For Women and Well-being in Wisconsin and the World (4W) draws on the strengths of the Global Health Institute, School of Human Ecology, Department of Gender and Women’s Studies, student organizations and civil and governmental partners. The initiative is dedicated to fostering research, education and engagement that promotes global well-being and full participation in society as an essential aspect of a sustainable ecology. It is also designed to establishing UW-Madison as a convener and leading voice in education, research and engagement related to women and global well-being. GHI Associate Director Lori DiPrete Brown has been named 4W director.
Four themes for 4W
4W activities will be realized within a holistic framework that emphasizes four themes:
- Basic needs and human rights
- Leadership and voice
- Sustainable community
In addition to educational opportunities, action research and community engagement, 4W will organize an annual summit, bringing together national and international scholars, leaders, practitioners, students and community members to share information and experiences and build networks around timely topics and major challenges related to women and well-being.

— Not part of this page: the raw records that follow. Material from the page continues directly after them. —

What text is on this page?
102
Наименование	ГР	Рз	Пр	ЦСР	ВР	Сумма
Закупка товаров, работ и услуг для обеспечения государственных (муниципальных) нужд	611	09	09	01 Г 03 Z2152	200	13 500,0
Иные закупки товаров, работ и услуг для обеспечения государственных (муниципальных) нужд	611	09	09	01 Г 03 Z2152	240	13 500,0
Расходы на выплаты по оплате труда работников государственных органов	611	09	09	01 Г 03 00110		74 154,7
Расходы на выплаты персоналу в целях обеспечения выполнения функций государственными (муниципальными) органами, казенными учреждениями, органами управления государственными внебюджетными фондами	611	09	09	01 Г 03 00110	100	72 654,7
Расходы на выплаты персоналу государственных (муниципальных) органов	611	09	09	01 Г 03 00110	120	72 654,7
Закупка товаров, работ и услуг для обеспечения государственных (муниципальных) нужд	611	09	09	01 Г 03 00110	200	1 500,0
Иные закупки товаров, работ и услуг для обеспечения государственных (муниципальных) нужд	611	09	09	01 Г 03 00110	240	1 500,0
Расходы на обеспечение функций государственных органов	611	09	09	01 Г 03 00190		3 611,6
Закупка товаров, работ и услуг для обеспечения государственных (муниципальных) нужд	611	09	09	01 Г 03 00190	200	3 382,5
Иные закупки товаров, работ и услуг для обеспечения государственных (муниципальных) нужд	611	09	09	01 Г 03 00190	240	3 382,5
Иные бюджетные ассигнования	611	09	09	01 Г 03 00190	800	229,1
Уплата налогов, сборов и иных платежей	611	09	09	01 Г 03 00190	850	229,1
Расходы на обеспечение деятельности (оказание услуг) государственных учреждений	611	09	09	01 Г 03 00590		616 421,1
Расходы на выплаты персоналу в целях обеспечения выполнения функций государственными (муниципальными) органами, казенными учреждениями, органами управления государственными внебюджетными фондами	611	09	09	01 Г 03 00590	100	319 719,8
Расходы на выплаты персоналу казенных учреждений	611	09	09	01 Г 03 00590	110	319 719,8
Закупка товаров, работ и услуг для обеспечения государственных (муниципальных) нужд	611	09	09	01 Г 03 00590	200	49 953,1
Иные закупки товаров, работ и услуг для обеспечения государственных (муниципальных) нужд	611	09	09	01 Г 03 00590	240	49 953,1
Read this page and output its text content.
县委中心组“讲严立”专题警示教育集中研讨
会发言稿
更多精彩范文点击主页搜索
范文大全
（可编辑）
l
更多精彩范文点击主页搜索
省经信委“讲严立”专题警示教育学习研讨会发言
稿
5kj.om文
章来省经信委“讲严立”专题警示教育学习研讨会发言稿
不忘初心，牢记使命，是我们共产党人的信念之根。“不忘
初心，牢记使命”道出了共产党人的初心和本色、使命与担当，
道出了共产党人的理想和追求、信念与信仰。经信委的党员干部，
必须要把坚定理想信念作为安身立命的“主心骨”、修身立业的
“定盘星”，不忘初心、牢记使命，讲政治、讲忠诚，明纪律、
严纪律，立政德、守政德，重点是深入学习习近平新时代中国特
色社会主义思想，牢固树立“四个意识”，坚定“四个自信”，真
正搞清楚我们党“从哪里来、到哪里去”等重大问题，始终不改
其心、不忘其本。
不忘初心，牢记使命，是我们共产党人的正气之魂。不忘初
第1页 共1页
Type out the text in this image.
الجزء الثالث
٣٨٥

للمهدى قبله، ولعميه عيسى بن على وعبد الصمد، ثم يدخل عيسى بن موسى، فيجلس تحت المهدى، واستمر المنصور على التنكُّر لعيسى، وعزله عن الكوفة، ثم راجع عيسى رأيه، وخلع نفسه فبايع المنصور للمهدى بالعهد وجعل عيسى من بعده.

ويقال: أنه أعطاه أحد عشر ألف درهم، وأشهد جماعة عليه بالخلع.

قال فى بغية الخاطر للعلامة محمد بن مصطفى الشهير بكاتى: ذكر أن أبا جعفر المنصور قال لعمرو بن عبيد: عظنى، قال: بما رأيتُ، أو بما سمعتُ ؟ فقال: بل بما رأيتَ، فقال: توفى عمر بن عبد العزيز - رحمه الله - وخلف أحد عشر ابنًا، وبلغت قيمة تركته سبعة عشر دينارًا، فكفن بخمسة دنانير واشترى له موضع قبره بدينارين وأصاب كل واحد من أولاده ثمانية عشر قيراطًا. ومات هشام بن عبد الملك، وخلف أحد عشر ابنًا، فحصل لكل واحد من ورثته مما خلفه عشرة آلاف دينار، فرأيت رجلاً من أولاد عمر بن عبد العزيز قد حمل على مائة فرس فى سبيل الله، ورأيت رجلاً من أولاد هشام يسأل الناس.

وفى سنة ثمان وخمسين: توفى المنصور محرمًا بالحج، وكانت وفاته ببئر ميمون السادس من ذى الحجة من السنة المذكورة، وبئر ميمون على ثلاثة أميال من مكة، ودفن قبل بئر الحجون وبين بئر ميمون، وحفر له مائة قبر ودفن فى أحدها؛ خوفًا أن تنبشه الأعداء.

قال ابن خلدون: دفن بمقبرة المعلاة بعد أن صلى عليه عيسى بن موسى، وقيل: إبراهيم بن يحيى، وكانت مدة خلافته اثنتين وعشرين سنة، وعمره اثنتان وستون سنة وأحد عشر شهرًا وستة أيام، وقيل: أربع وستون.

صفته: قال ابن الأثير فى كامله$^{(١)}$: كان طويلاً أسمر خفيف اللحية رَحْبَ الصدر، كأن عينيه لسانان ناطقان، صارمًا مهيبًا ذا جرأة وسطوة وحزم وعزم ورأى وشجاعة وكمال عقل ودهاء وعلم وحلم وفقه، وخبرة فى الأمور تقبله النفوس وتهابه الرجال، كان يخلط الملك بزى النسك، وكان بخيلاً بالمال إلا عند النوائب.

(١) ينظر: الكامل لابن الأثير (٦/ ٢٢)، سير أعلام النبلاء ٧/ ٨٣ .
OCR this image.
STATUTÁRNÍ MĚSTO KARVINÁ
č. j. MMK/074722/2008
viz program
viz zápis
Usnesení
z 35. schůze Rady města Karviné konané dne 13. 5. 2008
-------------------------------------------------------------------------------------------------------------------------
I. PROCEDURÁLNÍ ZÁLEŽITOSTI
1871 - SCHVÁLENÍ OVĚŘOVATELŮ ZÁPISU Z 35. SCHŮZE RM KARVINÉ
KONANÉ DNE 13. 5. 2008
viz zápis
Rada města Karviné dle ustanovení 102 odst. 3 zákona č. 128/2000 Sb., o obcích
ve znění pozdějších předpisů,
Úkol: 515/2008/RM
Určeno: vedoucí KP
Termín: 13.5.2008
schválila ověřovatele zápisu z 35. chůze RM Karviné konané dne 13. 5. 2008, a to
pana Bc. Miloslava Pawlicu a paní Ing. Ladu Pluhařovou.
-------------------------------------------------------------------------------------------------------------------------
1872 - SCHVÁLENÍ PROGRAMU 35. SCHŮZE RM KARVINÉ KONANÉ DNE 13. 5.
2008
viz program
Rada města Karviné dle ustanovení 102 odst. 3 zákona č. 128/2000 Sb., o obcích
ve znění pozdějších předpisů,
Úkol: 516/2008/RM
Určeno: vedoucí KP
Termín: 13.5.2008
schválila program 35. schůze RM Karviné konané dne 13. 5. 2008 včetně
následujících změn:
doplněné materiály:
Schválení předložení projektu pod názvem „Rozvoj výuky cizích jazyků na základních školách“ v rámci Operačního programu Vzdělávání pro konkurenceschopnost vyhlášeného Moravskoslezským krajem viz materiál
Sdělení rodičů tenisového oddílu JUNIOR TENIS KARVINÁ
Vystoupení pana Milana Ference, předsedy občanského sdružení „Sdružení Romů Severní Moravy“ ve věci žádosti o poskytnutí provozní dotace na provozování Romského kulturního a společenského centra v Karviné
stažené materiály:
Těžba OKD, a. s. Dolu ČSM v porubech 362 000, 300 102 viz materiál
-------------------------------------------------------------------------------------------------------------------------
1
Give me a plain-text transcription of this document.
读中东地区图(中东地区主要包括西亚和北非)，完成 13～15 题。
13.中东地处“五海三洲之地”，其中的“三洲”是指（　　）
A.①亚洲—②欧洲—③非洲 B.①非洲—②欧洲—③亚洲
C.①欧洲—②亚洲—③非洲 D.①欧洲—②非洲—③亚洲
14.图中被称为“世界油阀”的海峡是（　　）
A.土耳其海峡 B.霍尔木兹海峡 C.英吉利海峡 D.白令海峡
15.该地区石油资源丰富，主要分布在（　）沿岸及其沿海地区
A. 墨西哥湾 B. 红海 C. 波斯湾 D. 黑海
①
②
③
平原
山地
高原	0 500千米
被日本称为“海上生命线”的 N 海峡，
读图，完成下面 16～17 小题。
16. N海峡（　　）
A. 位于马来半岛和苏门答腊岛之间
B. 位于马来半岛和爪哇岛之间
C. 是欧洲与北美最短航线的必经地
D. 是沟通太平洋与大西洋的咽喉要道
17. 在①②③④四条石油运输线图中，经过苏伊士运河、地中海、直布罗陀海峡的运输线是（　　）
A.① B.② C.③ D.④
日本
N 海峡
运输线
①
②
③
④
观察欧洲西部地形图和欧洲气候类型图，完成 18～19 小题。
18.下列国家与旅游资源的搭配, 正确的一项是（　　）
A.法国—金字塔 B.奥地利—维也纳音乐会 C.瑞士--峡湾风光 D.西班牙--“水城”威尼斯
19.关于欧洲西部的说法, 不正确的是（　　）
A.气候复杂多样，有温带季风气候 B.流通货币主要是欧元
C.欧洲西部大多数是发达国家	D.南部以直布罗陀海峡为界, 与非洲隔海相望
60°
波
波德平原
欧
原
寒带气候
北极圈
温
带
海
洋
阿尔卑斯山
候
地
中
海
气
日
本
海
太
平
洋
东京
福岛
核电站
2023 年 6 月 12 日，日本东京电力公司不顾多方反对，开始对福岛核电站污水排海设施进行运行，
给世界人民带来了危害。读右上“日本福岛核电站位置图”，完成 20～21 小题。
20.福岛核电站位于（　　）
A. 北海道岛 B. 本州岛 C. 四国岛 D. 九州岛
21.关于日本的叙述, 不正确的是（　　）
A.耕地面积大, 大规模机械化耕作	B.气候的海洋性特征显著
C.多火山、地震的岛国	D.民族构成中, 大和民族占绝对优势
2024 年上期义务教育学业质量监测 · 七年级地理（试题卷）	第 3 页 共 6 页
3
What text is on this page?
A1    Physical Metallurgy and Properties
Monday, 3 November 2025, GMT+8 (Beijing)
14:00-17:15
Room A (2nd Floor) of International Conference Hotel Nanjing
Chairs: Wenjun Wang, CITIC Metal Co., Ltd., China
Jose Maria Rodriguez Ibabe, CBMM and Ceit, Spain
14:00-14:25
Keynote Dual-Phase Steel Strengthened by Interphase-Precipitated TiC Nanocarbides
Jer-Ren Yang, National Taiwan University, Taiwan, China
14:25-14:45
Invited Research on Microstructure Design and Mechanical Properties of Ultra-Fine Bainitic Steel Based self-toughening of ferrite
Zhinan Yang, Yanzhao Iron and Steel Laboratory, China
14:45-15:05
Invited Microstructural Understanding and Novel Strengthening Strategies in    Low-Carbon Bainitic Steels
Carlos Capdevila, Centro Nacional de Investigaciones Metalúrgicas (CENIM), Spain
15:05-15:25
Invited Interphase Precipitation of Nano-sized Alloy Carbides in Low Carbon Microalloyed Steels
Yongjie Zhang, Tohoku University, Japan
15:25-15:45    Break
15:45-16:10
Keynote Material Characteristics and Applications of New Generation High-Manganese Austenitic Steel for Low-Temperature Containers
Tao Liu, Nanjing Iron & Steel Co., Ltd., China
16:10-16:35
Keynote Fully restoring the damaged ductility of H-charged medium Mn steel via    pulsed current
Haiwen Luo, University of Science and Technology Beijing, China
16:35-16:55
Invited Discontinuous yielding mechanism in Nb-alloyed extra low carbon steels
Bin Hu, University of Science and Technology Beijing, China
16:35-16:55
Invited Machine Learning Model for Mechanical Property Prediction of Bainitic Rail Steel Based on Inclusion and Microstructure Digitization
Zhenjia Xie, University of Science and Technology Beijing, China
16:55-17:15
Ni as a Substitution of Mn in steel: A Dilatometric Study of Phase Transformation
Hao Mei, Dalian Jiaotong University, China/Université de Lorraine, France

Initial 4W projects include:
- Ending Human Trafficking for Sexual Exploitation will include education, internships and action research with community partners and a leadership summit. Through this initiative, students will be prepared as researchers, care providers and advocates. The project will spread best practices and call on UW-Madison scholars to impact global policy and implementation to thwart trafficking.
- Money+Relationships+Equality (MORE) will teach women of all ages to value themselves in their relationships, to value the work they do and to strengthen the partnerships they create. Christine Whelan in the School of Human Ecology is director of the project.
- Microenterprise and Well-being works with women to open economic opportunities that empower them to make decisions and better care for their families. The program grew out of a Global Health Institute field course, in which students worked with the women of La Calera, Ecuador, to design and find markets for jewelry they make. Janet Niewold from the School of Human Ecology is leading the project.